Seed-associated fungi often damage plants during their initial development, causing them to wilt or die (Malavolta et al., 2002; Maciel et al., 2012). According to Rey et al. (2009) and Maciel et al. (2012), seeds can serve as an inoculum source for the aerial part of seedlings. Therefore, seeds are considered as means of dissemination that might introduce pathogens into pathogen-free areas or accumulate them in already infested areas through consecutive plantings of infected seeds. Improved sanitary conditions can help reducing seed-to-seedlings pathogen transmission (Maciel et al., 2012).

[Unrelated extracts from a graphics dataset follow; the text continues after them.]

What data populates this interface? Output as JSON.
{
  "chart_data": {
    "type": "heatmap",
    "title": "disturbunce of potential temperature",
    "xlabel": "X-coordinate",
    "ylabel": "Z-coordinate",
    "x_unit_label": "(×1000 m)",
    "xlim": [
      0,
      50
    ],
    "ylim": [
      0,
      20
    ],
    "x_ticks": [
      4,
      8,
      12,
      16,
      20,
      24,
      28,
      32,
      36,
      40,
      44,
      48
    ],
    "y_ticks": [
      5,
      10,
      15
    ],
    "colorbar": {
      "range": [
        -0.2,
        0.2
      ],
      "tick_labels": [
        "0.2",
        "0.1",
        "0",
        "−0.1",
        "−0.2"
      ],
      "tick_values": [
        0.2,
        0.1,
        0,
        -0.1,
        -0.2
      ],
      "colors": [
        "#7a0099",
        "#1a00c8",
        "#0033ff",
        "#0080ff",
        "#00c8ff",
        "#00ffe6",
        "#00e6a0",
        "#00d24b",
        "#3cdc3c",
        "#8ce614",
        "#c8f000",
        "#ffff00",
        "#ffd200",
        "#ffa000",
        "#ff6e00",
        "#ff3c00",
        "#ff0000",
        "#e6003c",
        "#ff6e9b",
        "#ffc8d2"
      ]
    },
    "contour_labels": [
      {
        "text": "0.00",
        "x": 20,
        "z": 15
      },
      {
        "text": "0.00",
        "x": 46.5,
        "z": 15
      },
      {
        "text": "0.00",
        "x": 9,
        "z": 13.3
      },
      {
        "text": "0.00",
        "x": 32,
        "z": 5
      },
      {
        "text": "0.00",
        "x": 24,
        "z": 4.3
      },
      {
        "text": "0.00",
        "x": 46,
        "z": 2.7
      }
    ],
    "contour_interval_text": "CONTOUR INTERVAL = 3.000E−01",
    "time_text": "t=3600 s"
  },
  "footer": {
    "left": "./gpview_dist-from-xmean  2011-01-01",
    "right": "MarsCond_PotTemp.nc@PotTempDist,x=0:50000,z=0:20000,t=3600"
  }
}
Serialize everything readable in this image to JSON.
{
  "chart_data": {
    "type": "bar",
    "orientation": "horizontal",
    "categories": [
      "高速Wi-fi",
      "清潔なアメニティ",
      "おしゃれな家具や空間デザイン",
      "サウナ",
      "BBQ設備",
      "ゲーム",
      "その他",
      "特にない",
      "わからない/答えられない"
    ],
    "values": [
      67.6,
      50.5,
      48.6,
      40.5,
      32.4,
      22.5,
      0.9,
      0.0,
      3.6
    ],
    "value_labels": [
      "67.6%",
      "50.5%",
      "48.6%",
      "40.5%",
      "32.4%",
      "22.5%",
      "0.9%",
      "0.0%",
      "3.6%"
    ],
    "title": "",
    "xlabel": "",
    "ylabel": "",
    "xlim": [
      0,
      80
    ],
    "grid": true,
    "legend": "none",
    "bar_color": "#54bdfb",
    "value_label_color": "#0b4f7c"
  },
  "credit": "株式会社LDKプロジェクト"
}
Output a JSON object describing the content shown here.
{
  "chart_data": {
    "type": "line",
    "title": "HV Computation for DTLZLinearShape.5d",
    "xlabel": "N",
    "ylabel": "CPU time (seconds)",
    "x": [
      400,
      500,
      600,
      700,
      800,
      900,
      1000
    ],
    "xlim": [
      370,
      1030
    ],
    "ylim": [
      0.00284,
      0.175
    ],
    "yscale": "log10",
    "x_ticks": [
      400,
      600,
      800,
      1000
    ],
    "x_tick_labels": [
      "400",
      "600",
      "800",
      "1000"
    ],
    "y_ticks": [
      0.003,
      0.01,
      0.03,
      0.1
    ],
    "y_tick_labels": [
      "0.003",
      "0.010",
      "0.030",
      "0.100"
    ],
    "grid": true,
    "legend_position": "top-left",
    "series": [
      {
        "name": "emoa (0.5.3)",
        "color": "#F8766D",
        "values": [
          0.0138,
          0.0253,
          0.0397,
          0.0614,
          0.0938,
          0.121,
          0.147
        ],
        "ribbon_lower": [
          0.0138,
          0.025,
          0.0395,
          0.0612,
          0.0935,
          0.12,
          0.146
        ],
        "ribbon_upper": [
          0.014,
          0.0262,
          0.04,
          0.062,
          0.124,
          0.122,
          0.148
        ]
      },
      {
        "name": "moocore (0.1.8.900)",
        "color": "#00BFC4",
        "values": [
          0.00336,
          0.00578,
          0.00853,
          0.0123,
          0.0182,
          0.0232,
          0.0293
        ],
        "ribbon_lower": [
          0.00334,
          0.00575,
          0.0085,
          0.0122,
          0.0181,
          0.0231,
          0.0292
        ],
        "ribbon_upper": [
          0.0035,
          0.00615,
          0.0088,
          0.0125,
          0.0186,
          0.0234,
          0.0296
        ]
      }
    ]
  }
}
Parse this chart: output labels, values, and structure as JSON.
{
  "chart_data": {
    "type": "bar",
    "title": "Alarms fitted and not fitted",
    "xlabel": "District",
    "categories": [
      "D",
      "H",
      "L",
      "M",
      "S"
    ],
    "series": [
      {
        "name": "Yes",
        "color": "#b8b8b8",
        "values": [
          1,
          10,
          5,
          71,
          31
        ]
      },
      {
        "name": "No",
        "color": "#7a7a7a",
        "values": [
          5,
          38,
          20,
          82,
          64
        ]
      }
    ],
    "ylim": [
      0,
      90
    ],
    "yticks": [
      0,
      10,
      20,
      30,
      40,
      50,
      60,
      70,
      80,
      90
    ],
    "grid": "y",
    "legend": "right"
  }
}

In the present study, although at 8°C storage temperature was able reducing the transmission of Bipolaris sp. to seedlings, the fungus was not eliminated. Control of temperature of storage is an important factor for conservation of seeds in tropical regions, directly affecting the biochemical and physiological processes in rice seeds and based on our data here demonstrated and previously reported (Aguiar et al., 2012), we recommend that rice seeds be stored low-temperature, preferably at -50°C. Obviously, any methodologies that require a large temperature change will need a great energy cost. So, this treatment could not be done anywhere. Another pertinent thing is that we believe that the germination rate is maintained in these conditions however further experiments are necessary.
CONCLUSIONS
Low-temperature storage massively reduces fungal association with rice seeds.
All fungi were eliminated, except for Aspergillus sp. that reported a decrease in its incidence rate.
The Trichoderma sp. was detected only in IRGA 423 seeds, whereas all other fungi detected were found in both cultivars.
In our seed-to-seedlings transmission analyses, only Bipolaris sp. was observed in both cultivars at 8°C, while -50°C was not detected.
Based on our data, we recommend that rice seeds be stored low-temperature preferably at -50°C.